See how it worksHow it's calculated
Each person's score uses the standard Bradford Factor formula, B = S squared x D, where S is their number of separate absence spells and D their total days absent across a rolling 52-week window. Squaring the spells is the whole point of the index: five single days score 125, while one five-day illness scores 5, because unplanned odd days are far harder to cover than one known stretch. The tracker applies the common trigger points of 51 for an informal review, 201 for a formal review and 401 for escalation, and you can change all three to match your own absence policy. Enter each person's spell and day totals directly, or open their log and record dated absences; with a log, the tracker counts only the spells that fall inside the last 52 weeks, so scores update themselves as old absences age out. That rolling window is the part a spreadsheet makes you rebuild every month. Everything runs in your browser. Names and absences are never uploaded, stored or seen by us; the grid is saved on your own device so it is still here next month.
Scoring one person’s pattern? The Bradford Factor Calculator does a single absence record in two fields.
New to the term? Read the plain-English definition of the Bradford factor in the HR Glossary.
Common questions
What are the standard Bradford Factor trigger points?
The convention used widely across UK and ANZ HR practice is 51 for an informal review, 201 for a formal review and 401 for escalation. They are a starting point, not a standard anyone audits you against, so the tracker lets you set all three to match your own absence policy. Lower scores are better; under 51 is generally treated as no concern.
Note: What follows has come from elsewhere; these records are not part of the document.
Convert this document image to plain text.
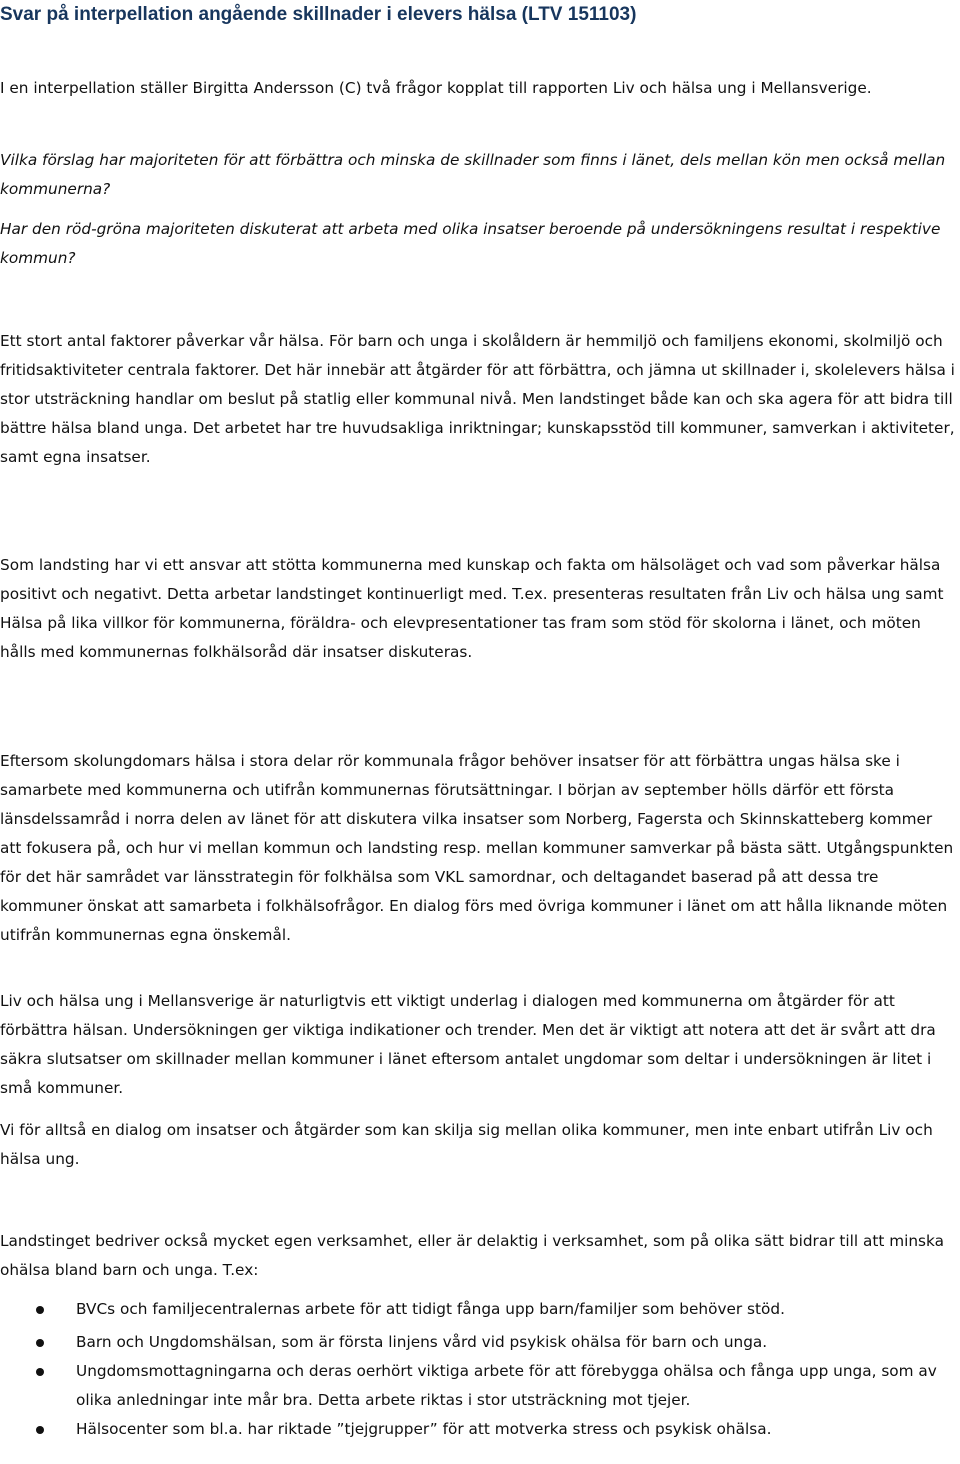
Svar på interpellation angående skillnader i elevers hälsa (LTV 151103)

I en interpellation ställer Birgitta Andersson (C) två frågor kopplat till rapporten Liv och hälsa ung i Mellansverige.

Vilka förslag har majoriteten för att förbättra och minska de skillnader som finns i länet, dels mellan kön men också mellan kommunerna?

Har den röd-gröna majoriteten diskuterat att arbeta med olika insatser beroende på undersökningens resultat i respektive kommun?

Ett stort antal faktorer påverkar vår hälsa. För barn och unga i skolåldern är hemmiljö och familjens ekonomi, skolmiljö och fritidsaktiviteter centrala faktorer. Det här innebär att åtgärder för att förbättra, och jämna ut skillnader i, skolelevers hälsa i stor utsträckning handlar om beslut på statlig eller kommunal nivå. Men landstinget både kan och ska agera för att bidra till bättre hälsa bland unga. Det arbetet har tre huvudsakliga inriktningar; kunskapsstöd till kommuner, samverkan i aktiviteter, samt egna insatser.

Som landsting har vi ett ansvar att stötta kommunerna med kunskap och fakta om hälsoläget och vad som påverkar hälsa positivt och negativt. Detta arbetar landstinget kontinuerligt med. T.ex. presenteras resultaten från Liv och hälsa ung samt Hälsa på lika villkor för kommunerna, föräldra- och elevpresentationer tas fram som stöd för skolorna i länet, och möten hålls med kommunernas folkhälsoråd där insatser diskuteras.

Eftersom skolungdomars hälsa i stora delar rör kommunala frågor behöver insatser för att förbättra ungas hälsa ske i samarbete med kommunerna och utifrån kommunernas förutsättningar. I början av september hölls därför ett första länsdelssamråd i norra delen av länet för att diskutera vilka insatser som Norberg, Fagersta och Skinnskatteberg kommer att fokusera på, och hur vi mellan kommun och landsting resp. mellan kommuner samverkar på bästa sätt. Utgångspunkten för det här samrådet var länsstrategin för folkhälsa som VKL samordnar, och deltagandet baserad på att dessa tre kommuner önskat att samarbeta i folkhälsofrågor. En dialog förs med övriga kommuner i länet om att hålla liknande möten utifrån kommunernas egna önskemål.

Liv och hälsa ung i Mellansverige är naturligtvis ett viktigt underlag i dialogen med kommunerna om åtgärder för att förbättra hälsan. Undersökningen ger viktiga indikationer och trender. Men det är viktigt att notera att det är svårt att dra säkra slutsatser om skillnader mellan kommuner i länet eftersom antalet ungdomar som deltar i undersökningen är litet i små kommuner.

Vi för alltså en dialog om insatser och åtgärder som kan skilja sig mellan olika kommuner, men inte enbart utifrån Liv och hälsa ung.

Landstinget bedriver också mycket egen verksamhet, eller är delaktig i verksamhet, som på olika sätt bidrar till att minska ohälsa bland barn och unga. T.ex:

BVCs och familjecentralernas arbete för att tidigt fånga upp barn/familjer som behöver stöd.
Barn och Ungdomshälsan, som är första linjens vård vid psykisk ohälsa för barn och unga.
Ungdomsmottagningarna och deras oerhört viktiga arbete för att förebygga ohälsa och fånga upp unga, som av olika anledningar inte mår bra. Detta arbete riktas i stor utsträckning mot tjejer.
Hälsocenter som bl.a. har riktade ”tjejgrupper” för att motverka stress och psykisk ohälsa.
How does the rolling 52-week window work?
The Bradford Factor is measured over the last 52 weeks, not a calendar year. When you record dated absences in someone's log, the tracker counts only the spells that started inside the last 365 days, so a bad patch two winters ago stops inflating their score automatically. Older entries stay in the log for reference but are excluded from the calculation. This is the piece spreadsheets handle worst, because someone has to rebuild the window by hand every month.
Is my team's absence data uploaded anywhere?
No. The tracker runs entirely in your browser, and nothing you type is sent to Compono or anyone else. The grid is saved on your own device (using your browser's local storage) so your team is still here when you come back, and the Clear all button removes every trace. The share buttons only ever share aggregate numbers, never names.
Can I import my existing absence spreadsheet?
Yes. Export it as CSV with columns for name, absence spells and days absent (the tracker recognises common headings like "occasions" and "total days", and copes with quoted names). Rows are added to the grid and scored immediately. You can export at any time, and the export includes each person's score and band so it files neatly with your absence records.
Should I discipline someone over a high score?
No, a high score is a signal to start a supportive conversation, not an automatic disciplinary step. Genuine illness, caring responsibilities and disability-related absence all need care, and much of it should sit outside what the score drives. Blind trigger-pulling on Bradford scores is how organisations end up penalising their sickest people. Use the grid to spot patterns worth understanding, then talk to the person.